2008年の「群馬青年ビエンナーレ」で、いちばん奥まった部屋に松岡圭介の作品があった。遠目にもただならぬ気配が感じられた。
高さ150cmほどの下半身が分厚い人体様のフォルムが上半身を折るように屈んでいる。近づいてみるとそれは、全身に、磁石の作用による鉄粉をまとっていて、鉄粉は磁力でそこに吸い寄せられた瞬間の小さな放射状や網目のような、あるいは植物の被子のように毛羽立っていて、蠢く気配が漂っていた。
松岡圭介は1980年宮城県生まれ。東北芸術工科大学で彫刻を学び2003年卒業後、大学院で引き続き学び制作し、いくつかの公募展でも受賞してきた。

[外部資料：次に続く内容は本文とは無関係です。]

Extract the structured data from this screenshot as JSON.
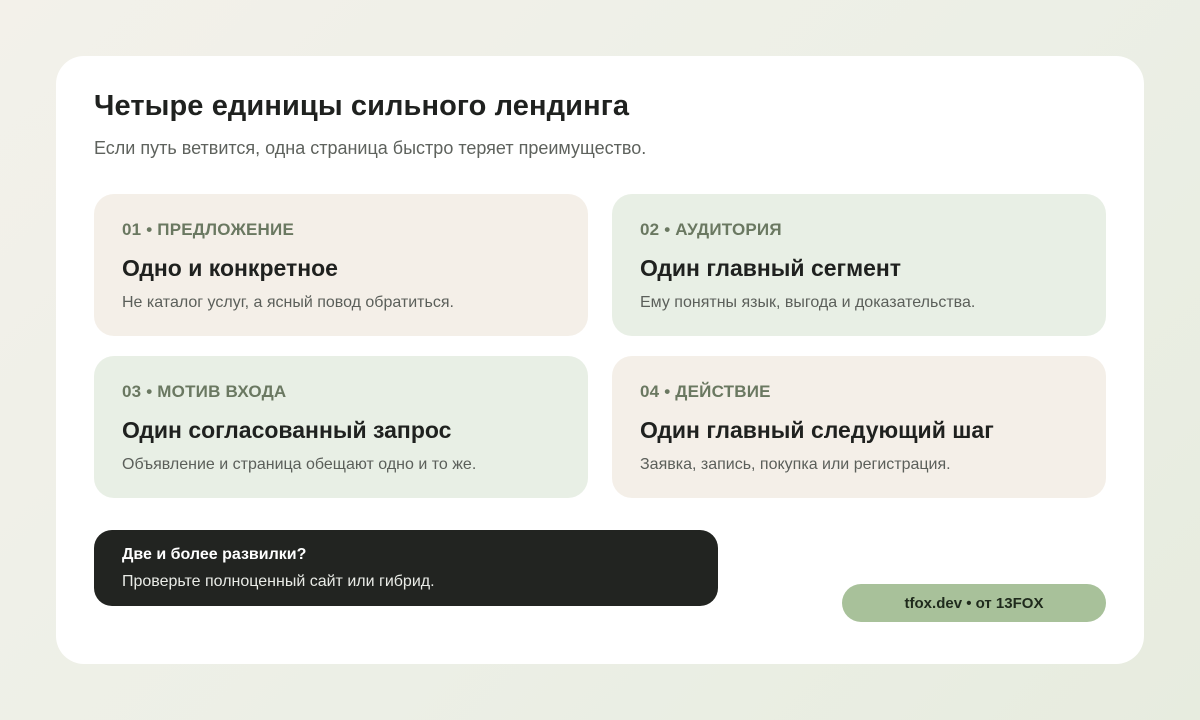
{
  "header": {
    "title": "Четыре единицы сильного лендинга",
    "subtitle": "Если путь ветвится, одна страница быстро теряет преимущество."
  },
  "tiles": [
    {
      "label": "01 • ПРЕДЛОЖЕНИЕ",
      "heading": "Одно и конкретное",
      "text": "Не каталог услуг, а ясный повод обратиться."
    },
    {
      "label": "02 • АУДИТОРИЯ",
      "heading": "Один главный сегмент",
      "text": "Ему понятны язык, выгода и доказательства."
    },
    {
      "label": "03 • МОТИВ ВХОДА",
      "heading": "Один согласованный запрос",
      "text": "Объявление и страница обещают одно и то же."
    },
    {
      "label": "04 • ДЕЙСТВИЕ",
      "heading": "Один главный следующий шаг",
      "text": "Заявка, запись, покупка или регистрация."
    }
  ],
  "callout": {
    "title": "Две и более развилки?",
    "text": "Проверьте полноценный сайт или гибрид."
  },
  "badge": {
    "text": "tfox.dev • от 13FOX"
  },
  "colors": {
    "tile_beige": "#f4efe8",
    "tile_green": "#e8efe5",
    "callout_bg": "#222421",
    "badge_bg": "#a8c19a",
    "label_accent": "#6a7861"
  }
}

展覧会を決めてから、大学や大学院時代の作品歴を見せてもらったが、蠢くひとがたにいたるまでのいくつかの作品には、陰と陽、凹と凸、輪郭と全体などの反転を幾度も繰り返してきた跡がうかがわれ、その振れ幅の大きさ深さに感応した。
美術表現にインスタレーションという手法が多くとられるようになってから、 彫刻というジャンルで、彫って刻んで生み出されるものは、はるか遠いところに置き去りにされたように見えなくなってしまった。そんな潮流のなかで、松岡圭介の人体に出会った。
作品には、小さな人体の輪郭に見える細い枝のムーブメントをもったものや、両腕と下半身だけの漏斗状の異形なひとがた、半割りの片割れの石膏型を影のように背負った小さな人体像など、ひとがたの虚実、ひとがたの陰影、ひとがたの皮相に揺れながら、ひとがたを見つめ続けて来た経緯が見えてきた。

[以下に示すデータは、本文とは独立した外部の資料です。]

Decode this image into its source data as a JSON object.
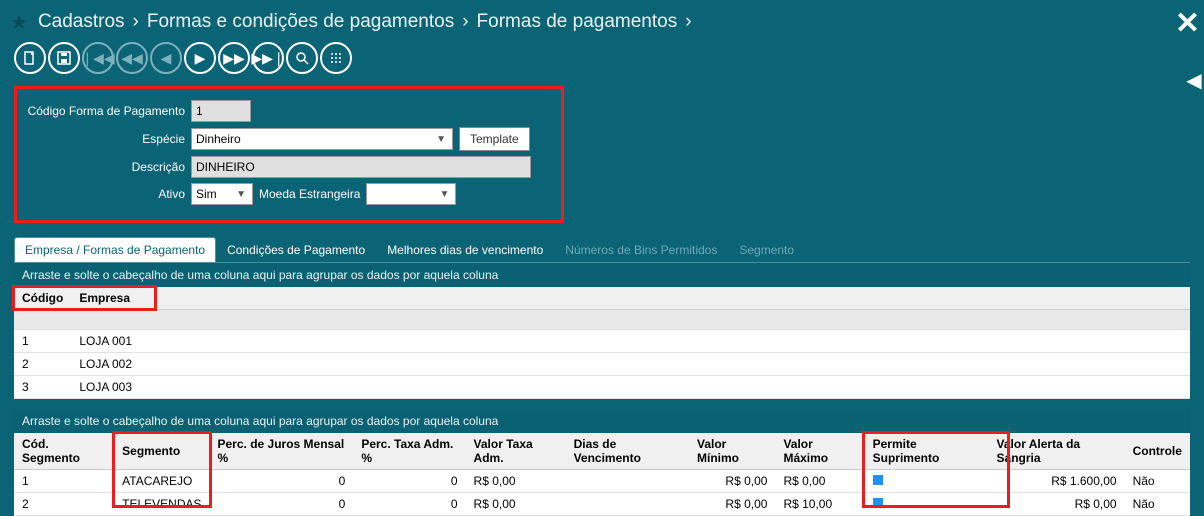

人体こそは、あらゆる生きものの中で、飛びぬけて異形だ。動物、植物、昆虫、魚類、粘菌類etc。異形なものは、進化や進歩や文化や芸術や差異や苦悩までをうみだしていく。
松岡圭介の磁石がつくる、磁場の鉄粉の棘のゆらぎが、私の視覚に突き刺さってくる。かたちづくろうとする、そぎ落とそうとする、払い落とそうとすると、磁力は変幻しながら、私に反応するようにたち現れてくる。
松岡圭介は2007年から、映画にもなった「a elephant man」をモチーフに「人間にとって表皮、表面とは、存在そのものではないか」を問い続けているという。
私たちは瞬きのあいだに、表皮と内実への悲嘆と希望の点滅のなかで呼吸している。松岡圭介のひとがた磁力線は、画廊空間で向き合う私たちのどんな姿をあらわにするのだろうか。ひとがたを見て、作品から強く見られる展覧会になるのだろう。